Diatoms are micro-organisms, phytoplankton, a type of algae.
Diatoms are important in our marine and freshwater environments.
They produce energy through photosynthesis, providing almost a quarter of the oxygen we breath.
In the Southern Ocean alone, they constitute almost 75% of total primary productivity.
Each tiny diatom produces a microscopic shell, to house its unicellular body in.
These shells are usually bilaterally symmetrical, hence the organism's name, diatom (di meaning “two” in Greek).
The shell the organism produces is called a frustule, and is composed of silica.
These frustules contain oxygen isotopes that can be sampled and interpreted. The information received from such analyses provide very specific and insightful paleoclimate data. This data can tell us exactly what a climate was like, during a certain period of time in the Earth’s geological history.
By analysing samples taken from the ocean floor, scientists from the University of Sydney have recently created the first map of the Earth’s ocean floor and associated sediments.
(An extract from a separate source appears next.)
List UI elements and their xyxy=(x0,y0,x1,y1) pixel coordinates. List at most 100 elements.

The information obtained through nearly 14, 500 acquired ocean floor samples is crucial for understanding biogeochemical cycles.
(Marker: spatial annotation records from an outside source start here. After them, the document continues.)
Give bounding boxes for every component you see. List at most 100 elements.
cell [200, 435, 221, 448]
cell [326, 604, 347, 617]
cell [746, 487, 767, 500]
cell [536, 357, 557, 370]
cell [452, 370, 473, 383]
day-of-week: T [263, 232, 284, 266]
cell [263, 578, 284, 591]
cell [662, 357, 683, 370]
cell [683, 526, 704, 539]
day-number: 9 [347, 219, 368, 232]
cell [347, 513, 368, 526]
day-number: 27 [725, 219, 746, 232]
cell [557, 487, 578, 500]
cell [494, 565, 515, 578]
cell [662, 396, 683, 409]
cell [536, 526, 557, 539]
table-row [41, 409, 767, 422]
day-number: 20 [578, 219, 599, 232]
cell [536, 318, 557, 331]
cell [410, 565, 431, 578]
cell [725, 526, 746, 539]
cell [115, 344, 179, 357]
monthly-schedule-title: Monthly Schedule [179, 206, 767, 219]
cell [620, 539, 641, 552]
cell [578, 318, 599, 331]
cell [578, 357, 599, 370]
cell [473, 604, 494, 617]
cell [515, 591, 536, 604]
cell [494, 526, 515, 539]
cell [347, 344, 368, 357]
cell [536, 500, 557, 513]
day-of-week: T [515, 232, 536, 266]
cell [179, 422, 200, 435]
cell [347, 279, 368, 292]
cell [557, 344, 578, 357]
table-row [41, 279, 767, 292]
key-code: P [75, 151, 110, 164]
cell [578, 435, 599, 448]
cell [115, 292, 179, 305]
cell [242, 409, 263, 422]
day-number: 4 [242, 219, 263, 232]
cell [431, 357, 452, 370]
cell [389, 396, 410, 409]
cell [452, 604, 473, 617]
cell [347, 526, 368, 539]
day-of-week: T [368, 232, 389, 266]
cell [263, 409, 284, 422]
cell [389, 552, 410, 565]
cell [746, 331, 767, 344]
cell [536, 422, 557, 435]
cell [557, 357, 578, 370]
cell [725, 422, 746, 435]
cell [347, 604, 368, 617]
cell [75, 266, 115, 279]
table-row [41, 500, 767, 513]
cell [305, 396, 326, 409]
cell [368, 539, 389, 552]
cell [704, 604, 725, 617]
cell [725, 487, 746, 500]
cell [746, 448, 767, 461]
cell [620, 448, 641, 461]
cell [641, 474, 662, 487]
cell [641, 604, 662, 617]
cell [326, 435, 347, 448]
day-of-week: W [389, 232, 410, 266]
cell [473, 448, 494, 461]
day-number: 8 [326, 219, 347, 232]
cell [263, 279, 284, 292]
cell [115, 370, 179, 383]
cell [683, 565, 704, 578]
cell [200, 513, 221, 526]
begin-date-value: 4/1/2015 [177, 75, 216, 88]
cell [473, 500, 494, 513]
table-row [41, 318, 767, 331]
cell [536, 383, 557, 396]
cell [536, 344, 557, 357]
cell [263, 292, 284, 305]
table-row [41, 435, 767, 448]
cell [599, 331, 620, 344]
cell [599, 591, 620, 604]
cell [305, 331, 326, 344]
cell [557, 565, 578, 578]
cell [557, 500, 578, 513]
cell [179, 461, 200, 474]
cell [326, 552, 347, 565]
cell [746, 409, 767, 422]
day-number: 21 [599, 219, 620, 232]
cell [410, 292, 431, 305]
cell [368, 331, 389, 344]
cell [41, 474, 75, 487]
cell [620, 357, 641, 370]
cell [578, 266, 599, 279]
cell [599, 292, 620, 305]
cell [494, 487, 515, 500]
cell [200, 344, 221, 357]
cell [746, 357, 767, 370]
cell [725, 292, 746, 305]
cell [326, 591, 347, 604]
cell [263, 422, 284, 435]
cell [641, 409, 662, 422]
Diatoms congregate on the water surface, where they bask in the sunlight (required for their photosynthesis). When the diatoms die, their frustules sink to the sea floor.
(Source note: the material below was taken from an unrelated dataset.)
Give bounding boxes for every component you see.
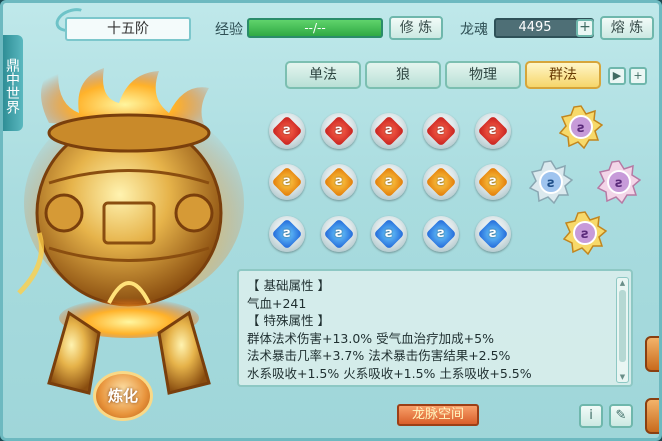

There seems to be a slight disconnect between surface productivity and accumulation of diatom shells in the ocean’s sediments.
This information suggests that frustule accumulation is a useful indicator of sea-surface oceanographic variables including temperature, salinity and nutrient levels.
The humble diatom and its shell remains can potentially tell us a great deal about how our oceans have responded to climate change throughout history. And thus, how they may respond in the near future.